Dr. Shriner Featured in “Today’s Honoree”

Dr. Kimberly Shriner Founder of The Phil Simon Clinic Tanzania Project is Today’s Honoree

Dr. ShrinerApproximately 35 million people worldwide are infected with HIV. Nearly 60 percent of those infected live in sub Saharan Africa where there is very limited medical care. For the past 15 years, infectious disease specialist Kimberly Shriner, M.D., has been leading an effort to bring much-needed
medical care and supplies to impoverished communities in Tanzania, the largest country in East Africa and one of the poorest countries in the world.

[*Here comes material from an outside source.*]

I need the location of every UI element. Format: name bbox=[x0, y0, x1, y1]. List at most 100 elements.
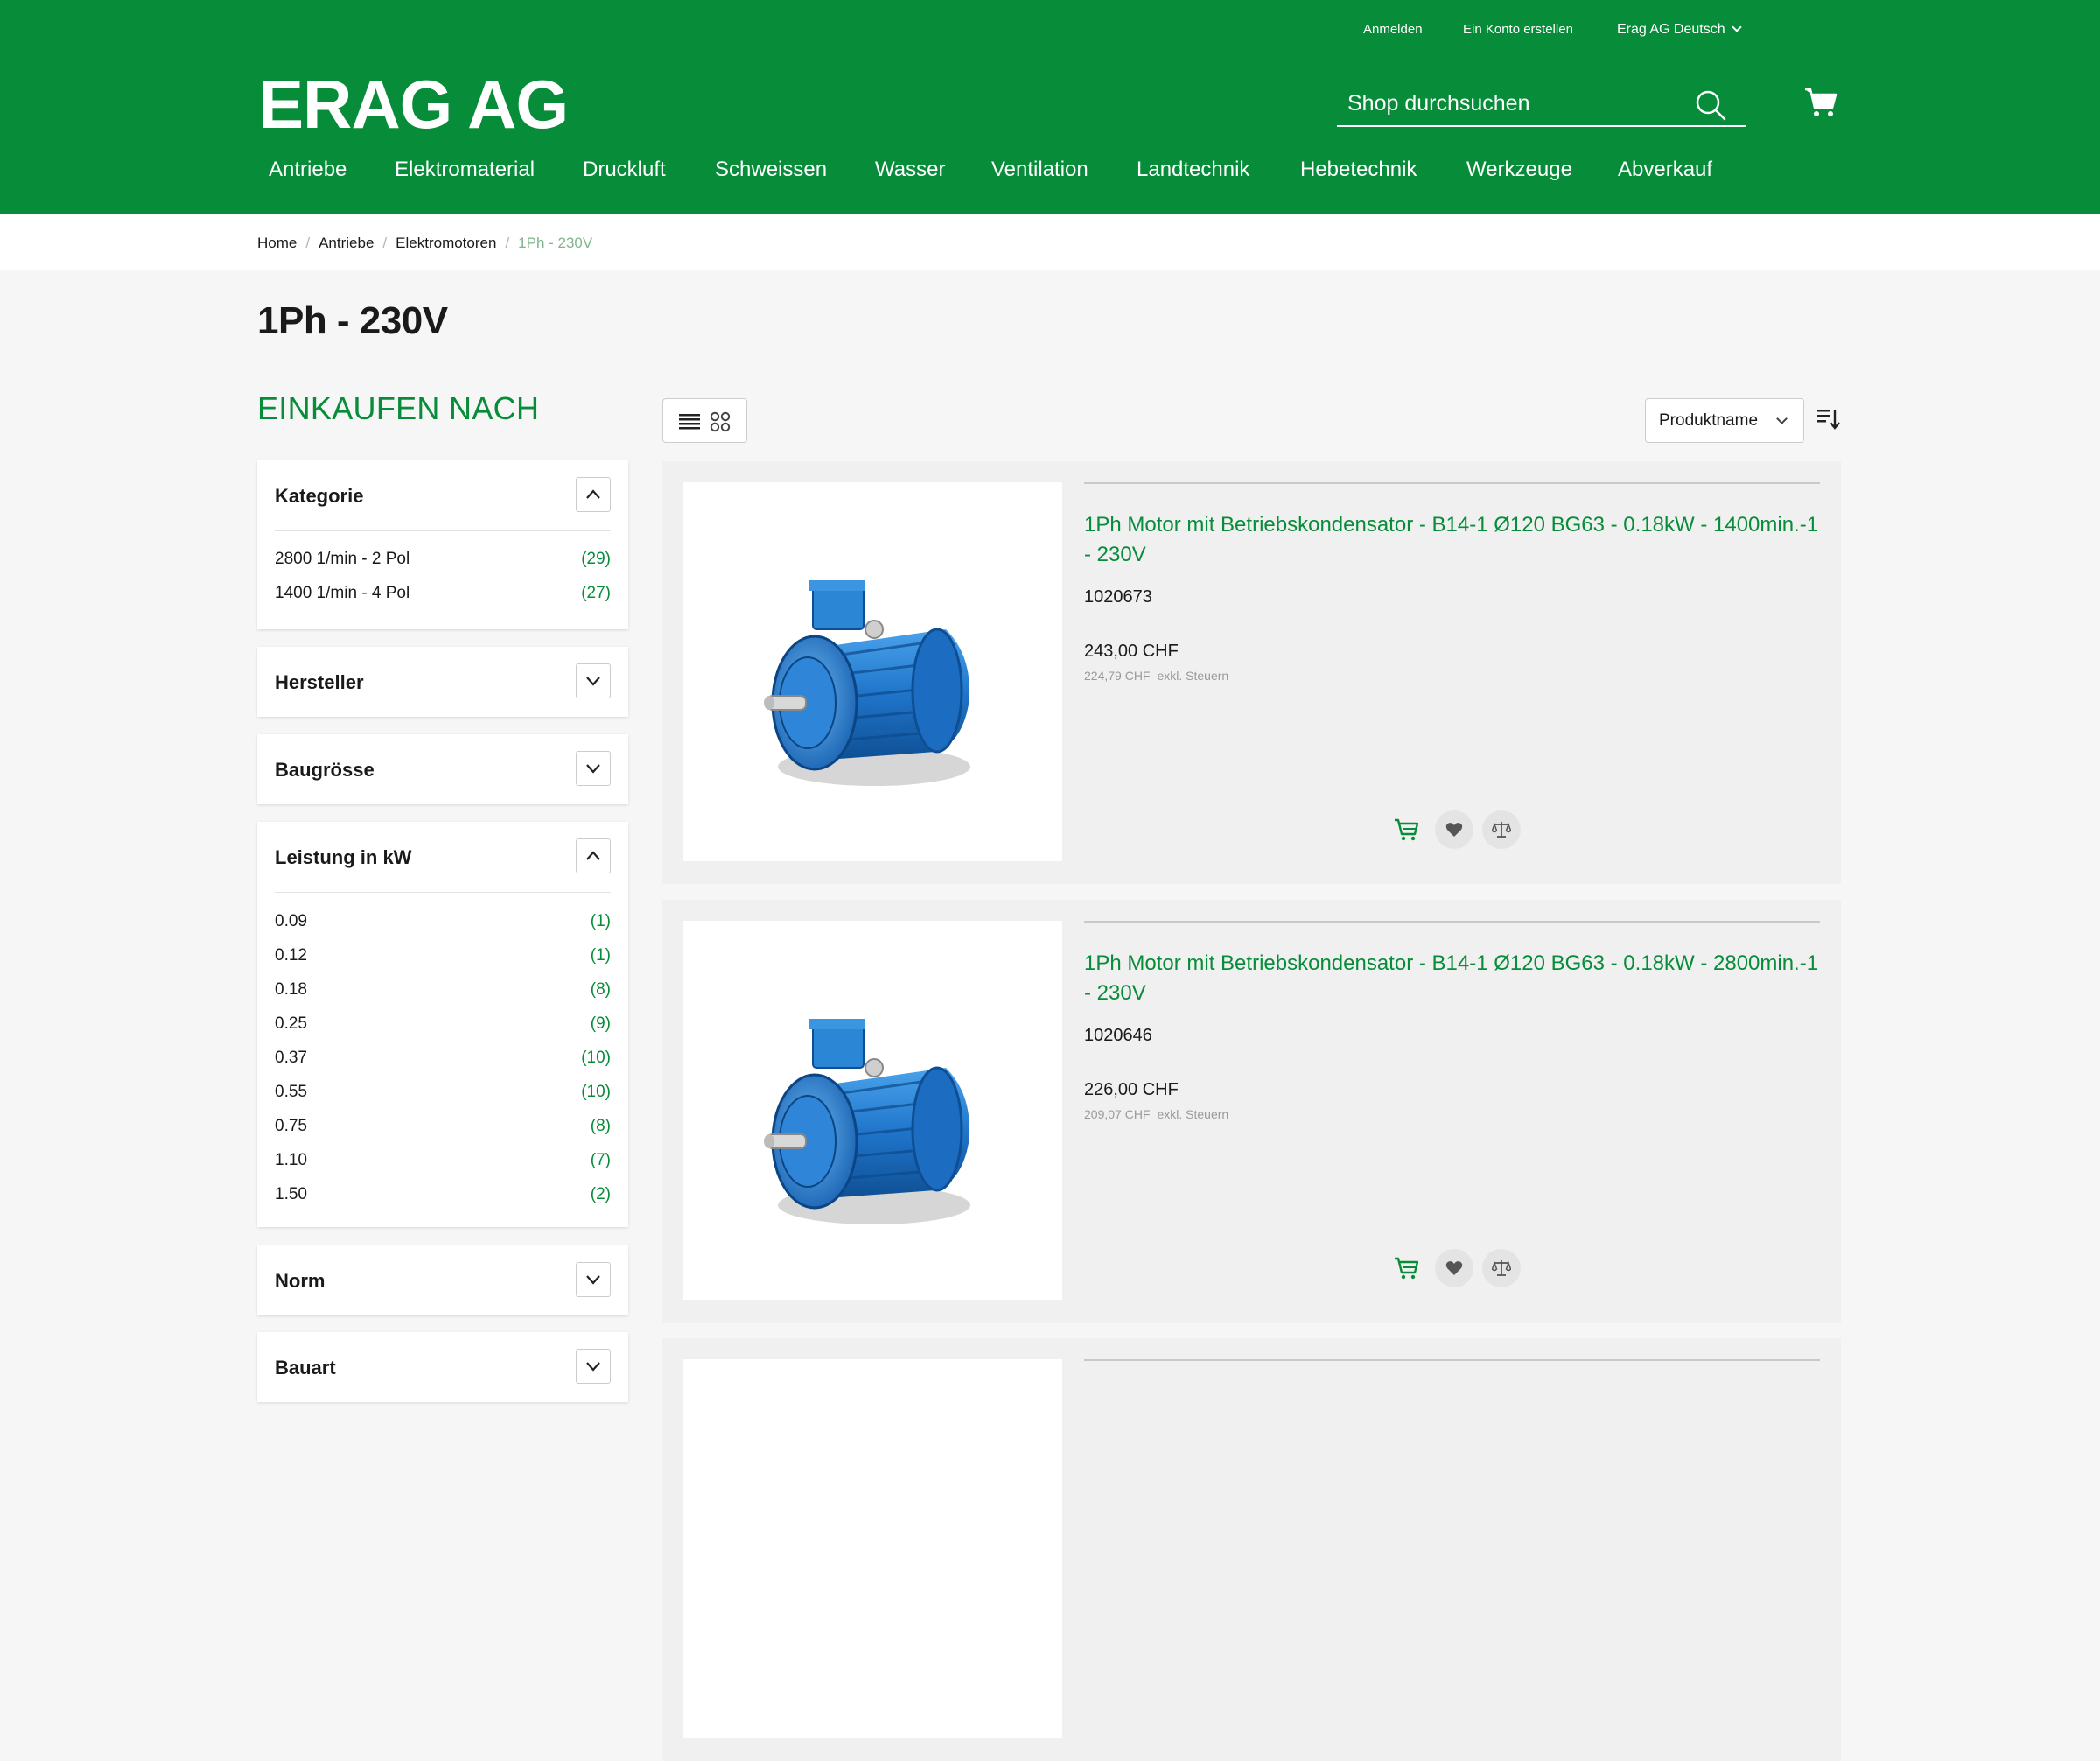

Dr. Shriner is the director and founder of Huntington Hospital’s Phil Simon Clinic, a multidisciplinary facility in Pasadena, California, that provides comprehensive medical and psychosocial care for people infected with HIV. In response to the crisis in Africa, in 2002 she founded The Phil Simon Clinic Tanzania Project, a small, community-based and highly focused endeavor to assist in the control of one of the most devastating epidemics in the global community.

To date Dr. Shriner has made the 10,000-mile journey to Tanzania nine times, each time bringing with her a team that has included physicians, veteran surgeons, nurses, social workers, infrastructure personnel and laboratorians, a pediatrician, gastroenterologist, ultrasound technician, and veterinarians. Through The Phil Simon Clinic Tanzania Project, more than 100 Huntington Memorial Hospital employees and physicians have traveled to Tanzania over the years, providing basic healthcare, medication, HIV and
anti-retroviral education as well as manpower and support to the impoverished region. For two weeks the volunteers work side by side with clinicians in the communities of Arusha, Kisongo Village and Ngorongoro to provide state-of-the-art care to local citizens.

“The Phil Simon Clinic Tanzania Project continues to grow in its scope, outreach, talent and the extraordinary gestures of generosity of all its participants,” said Dr. Shriner. “It is an amazing example of global activism, cooperation and giving. I know I speak on behalf of all involved, both American and Tanzanian, that this project exemplifies what ordinary
citizens can do when they open their hearts and minds.”

An estimated 1.6 million Tanzanians are living with HIV/AIDS. Poverty and lack of adequate healthcare are among the greatest challenges to this population.

“In Pasadena we have a beautiful, state-of-the-art hospital,” said Dr. Shriner. “In Africa the physicians work without equipment, using their hands and minds; they have to improvise. We are so fortunate to be able to travel to support our friends and colleagues in Tanzania.”